One thing that’s clear: The presence of so many immigrants – documented or not – has kept construction labor costs well below what they would be with a mostly native-born workforce. A recent Labor Department analysis shows that as of 2020, foreign-born workers earned less than native-born workers. In the economy as a whole, across all industries, immigrants of all kinds earned roughly 12% less, but in construction specifically, they earned 24% less than native-born workers.
Meanwhile, hourly wages for undocumented construction workers were 36% lower than for documented workers as of 2023, according to an Ortega analysis for USA TODAY.

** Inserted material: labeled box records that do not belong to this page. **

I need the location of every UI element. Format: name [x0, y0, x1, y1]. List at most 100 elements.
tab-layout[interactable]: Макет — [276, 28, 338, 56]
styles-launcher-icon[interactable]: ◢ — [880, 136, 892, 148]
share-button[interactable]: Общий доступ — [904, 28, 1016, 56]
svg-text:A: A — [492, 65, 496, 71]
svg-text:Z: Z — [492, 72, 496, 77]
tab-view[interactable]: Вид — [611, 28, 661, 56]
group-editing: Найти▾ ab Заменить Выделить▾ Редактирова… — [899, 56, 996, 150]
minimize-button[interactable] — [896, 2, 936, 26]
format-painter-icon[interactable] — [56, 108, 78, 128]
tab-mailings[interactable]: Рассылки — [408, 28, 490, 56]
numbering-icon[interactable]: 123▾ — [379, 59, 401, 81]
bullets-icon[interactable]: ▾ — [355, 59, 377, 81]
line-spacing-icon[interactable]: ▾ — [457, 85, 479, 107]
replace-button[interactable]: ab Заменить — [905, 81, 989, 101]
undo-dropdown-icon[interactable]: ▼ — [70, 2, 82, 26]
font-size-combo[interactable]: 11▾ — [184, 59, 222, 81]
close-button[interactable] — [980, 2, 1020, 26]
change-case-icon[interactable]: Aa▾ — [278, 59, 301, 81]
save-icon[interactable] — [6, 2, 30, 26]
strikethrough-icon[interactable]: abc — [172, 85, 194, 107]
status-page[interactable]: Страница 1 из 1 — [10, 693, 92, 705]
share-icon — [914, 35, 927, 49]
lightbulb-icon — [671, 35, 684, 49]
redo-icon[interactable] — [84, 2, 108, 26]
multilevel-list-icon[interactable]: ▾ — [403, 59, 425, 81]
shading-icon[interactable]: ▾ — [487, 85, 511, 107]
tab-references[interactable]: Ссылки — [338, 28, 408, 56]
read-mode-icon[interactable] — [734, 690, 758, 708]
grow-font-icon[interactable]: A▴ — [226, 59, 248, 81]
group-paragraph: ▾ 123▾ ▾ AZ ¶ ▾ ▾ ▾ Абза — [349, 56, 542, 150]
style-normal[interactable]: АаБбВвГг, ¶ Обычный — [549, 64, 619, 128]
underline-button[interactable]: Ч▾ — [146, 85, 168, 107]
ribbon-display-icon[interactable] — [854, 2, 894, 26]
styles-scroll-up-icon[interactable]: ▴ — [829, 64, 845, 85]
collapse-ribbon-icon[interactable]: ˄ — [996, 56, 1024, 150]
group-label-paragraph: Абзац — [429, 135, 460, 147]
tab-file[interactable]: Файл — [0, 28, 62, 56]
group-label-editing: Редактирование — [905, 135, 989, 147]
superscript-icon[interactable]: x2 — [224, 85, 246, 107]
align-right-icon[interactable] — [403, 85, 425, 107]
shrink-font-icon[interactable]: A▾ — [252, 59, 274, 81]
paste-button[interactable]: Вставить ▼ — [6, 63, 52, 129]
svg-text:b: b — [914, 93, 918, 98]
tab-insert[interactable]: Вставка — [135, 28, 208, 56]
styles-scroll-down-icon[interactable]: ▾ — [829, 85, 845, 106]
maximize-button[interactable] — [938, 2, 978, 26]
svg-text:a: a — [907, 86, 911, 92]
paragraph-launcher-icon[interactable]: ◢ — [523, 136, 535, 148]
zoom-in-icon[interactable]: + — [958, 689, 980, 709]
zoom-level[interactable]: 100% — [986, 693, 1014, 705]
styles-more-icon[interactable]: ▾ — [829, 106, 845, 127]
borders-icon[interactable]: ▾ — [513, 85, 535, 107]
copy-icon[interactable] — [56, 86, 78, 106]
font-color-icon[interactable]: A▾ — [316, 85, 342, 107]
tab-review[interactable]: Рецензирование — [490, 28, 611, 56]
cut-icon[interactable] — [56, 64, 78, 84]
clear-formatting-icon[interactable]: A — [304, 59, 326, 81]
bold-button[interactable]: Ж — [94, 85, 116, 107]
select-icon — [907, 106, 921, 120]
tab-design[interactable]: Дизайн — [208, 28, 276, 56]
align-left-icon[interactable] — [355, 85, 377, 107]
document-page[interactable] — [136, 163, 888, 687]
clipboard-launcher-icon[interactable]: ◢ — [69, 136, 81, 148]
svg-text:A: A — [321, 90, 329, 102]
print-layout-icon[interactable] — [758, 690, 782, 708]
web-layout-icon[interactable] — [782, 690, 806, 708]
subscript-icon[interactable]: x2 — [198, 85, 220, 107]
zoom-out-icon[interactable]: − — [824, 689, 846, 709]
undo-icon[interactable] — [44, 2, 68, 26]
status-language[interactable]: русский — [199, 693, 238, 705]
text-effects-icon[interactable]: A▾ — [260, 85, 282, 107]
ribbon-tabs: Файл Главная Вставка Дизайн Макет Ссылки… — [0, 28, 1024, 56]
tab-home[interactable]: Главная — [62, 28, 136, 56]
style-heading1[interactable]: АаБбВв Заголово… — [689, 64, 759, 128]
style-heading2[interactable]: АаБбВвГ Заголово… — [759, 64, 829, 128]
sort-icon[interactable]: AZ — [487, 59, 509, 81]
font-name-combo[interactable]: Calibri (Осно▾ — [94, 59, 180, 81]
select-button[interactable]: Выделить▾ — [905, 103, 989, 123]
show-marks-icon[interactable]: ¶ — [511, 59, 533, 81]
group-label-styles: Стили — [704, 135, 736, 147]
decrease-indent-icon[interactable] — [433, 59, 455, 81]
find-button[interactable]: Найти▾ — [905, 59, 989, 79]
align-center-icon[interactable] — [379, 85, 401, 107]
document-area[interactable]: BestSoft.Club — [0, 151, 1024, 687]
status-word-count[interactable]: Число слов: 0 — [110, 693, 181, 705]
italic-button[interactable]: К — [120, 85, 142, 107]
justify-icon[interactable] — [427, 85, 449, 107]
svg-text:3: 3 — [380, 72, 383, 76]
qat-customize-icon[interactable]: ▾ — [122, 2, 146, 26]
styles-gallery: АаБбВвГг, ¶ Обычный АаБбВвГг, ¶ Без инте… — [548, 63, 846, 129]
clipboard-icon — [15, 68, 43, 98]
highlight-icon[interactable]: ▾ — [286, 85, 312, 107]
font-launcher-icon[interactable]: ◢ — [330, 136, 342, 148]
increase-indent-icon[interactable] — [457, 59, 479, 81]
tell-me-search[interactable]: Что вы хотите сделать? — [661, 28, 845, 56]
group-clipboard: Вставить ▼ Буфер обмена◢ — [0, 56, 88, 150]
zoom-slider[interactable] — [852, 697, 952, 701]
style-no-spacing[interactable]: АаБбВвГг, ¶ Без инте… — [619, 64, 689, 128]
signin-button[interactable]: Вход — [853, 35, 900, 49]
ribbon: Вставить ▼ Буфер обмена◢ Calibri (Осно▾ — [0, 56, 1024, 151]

Ideally, the U.S. would have “an immigration system that’s humane and that is based on the rule of law, and we (would) also have an economic system that is not built on the back of exploited workers,” said Michael Lukens, executive director for Amica Center for Immigrant Rights, a national advocacy group.
Lukens notes that just the fear of deportations makes it easier for employers to exploit more vulnerable workers. “It is sad that an industry that is built on immigrants is not willing to stand up for immigrants,” he told USA TODAY. “I also think it’s not surprising when your motive is profit, that you’re not intrinsically opposed to a populist message that helps you raise profit.”
Though it’s natural to assume mass deportations would nudge costs higher, research from Ortega and other academics shows it’s not that simple.
“In an industry like construction, documented and undocumented workers don’t really do the same jobs,” Ortega said. “They basically complement each other rather than substitute for each other.”
That means that even if construction companies suddenly had open positions because their immigrant workers had been deported (or decided to flee before facing such a scenario), it’s not likely that native-born workers would suddenly switch from, say, working in the sales departments of those companies to going out on job sites to do manual labor, he said.
“You cannot just take people and drop them where you want. That’s not going to happen,” Ortega said.
That means that in a country that needs millions of additional homes, according to various estimates, taking away any of the workers that build it will only make the crisis worse.
“Mass deportations would cripple the construction and housing market,” Lukens said. “It would cripple the agricultural market. It would be incredibly expensive and it would destroy the economy. And it’s not acceptable on any level, both the human level and the economic level.”
This story has been updated to add new information.